Henny-Penny Conquers CO2 - The American Spectator | USA News and Politics
Henny-Penny Conquers CO2

“I’ve just had a revelation,” she blurted excitedly over the phone. “It’s nearly midnight. Won’t it wait until morning?” I replied. “Not when the fate of the world hangs in the balance,” insisted Ms. Henny-Penny, founder and recording secretary of The Holy Order of The Sky is Falling. Thus, this conversation followed:

Us: Who revealed what to you (I said, sleepily)

Ms. H-P: It came to me in a dream. I’d been mulling over the good news that the Environmental Protection Agency had issued a decree that carbon dioxide is a danger to human health and that the EPA would issue regulations to require those who produce it to cut it way down. 

Us: So?

Ms. H-P: So, in the dream a voice asked me, “What is the biggest source of carbon dioxide?” I said, “Human beings. They inhale oxygen and exhale carbon dioxide.” “That’s right,” said the voice, “So, do something to capture that CO2 that is trapping heat and warming the globe to the point that everyone will fry.”

Us: How are you going to capture the CO2 that six billion inhabitants of the earth exhale?

Ms. H-P: Everyone will be required to wear a special mask with a tube attached to it, leading to a plastic bag on a belt. Every time a person exhales, he or she will be sending the CO2 down the tube into the bag.

Us: Then what?

Ms. H-P: The bag will be large enough to hold a day’s worth of CO2. Then, every other day, everyone will go to a CO2 Sequestration Station in their neighborhood to empty their bag into a large cylinder. When the cylinders are full they’ll be carted to huge underground caverns in New Mexico or Kentucky or someplace.

Us: Very practical, but don’t you think people will protest?

Ms. H-P: How can they? The EPA works for President Obama and if he says they can do it, they can do it.

Us: What about Congress?

Ms. H-P: They will be so busy trying to mollify the big factories, power plants and refineries in their districts over the new regulations that this will seem Heaven-sent to them. It will provide just the right solution to the big problem. It makes everyone share the, uh, temporary inconvenience. It’s very democratic, don’t you think?

Us: I think you’ve forgotten the 5.7 billion people who live outside the United States.

Ms.H-P: No I haven’t. The U.S. will set such a stunning example that the rest of the world will quickly want to adopt the plan.

Us: And what if some countries don’t?

Ms. H-P: We’ll have United Nations levy sanctions on any that balk. 

Us: You mean sanctions as effective as the ones the UN put on Iran and its nuclear weapons ambitions? Their value is zilch.

Ms. H-P: You’re changing the subject.

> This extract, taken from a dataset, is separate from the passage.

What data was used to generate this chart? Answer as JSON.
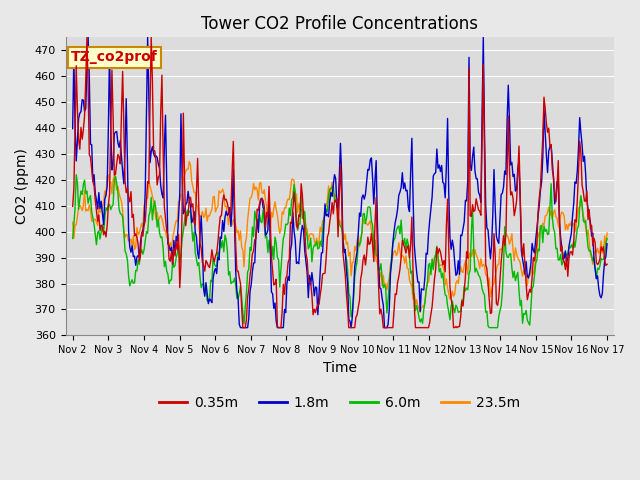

I’m talking about meaningful sanctions that right thinking world citizens will agree to, folks such as those at the Copenhagen conference this week. 

Us: Those right-thinking folks are UN bureaucrats, European Socialists and some scientists who salivate over large grants. Beyond that crowd, what about the EPA and its CO2 police that will impose ruinous fines on factories and others it thinks aren’t following its rules?

Ms. H-P: That’s why we need the cap-and-trade bill passed by the Senate. Those that produce CO2 above the limit EPA sets can buy credits from those who are under the limit.

Us: And square in the middle are carbon-credit brokers, such as the company your Pontiff, Al Gore, has invested in.

Ms. H-P: He is just doing that as a public service. 

Us: Sure, and he continues to dish out falsehoods about the climate. In a TV interview with Andrea Mitchell he said the temperature of the earth “about two kilometers down” is “millions of degrees.” The sun’s temperature is about 6,000 degrees so how does your pontiff come up with such outrageous stuff?

Ms. H-P. He answers to a higher power.

Us: I see. So, to summarize, you persuade the EPA to require CO2 bags for everyone. What then happens to all the trees in America? Trees take in CO2 and emit oxygen. Have you figured out yet what all this reduction in CO2 is going to do about the wilting trees?

Ms. H-P. I must run. ‘Bye now. 

Peter Hannaford first met Henny-Penny not long after she told her friend Chicken Little that the sky was falling and that her observation would make her famous one day.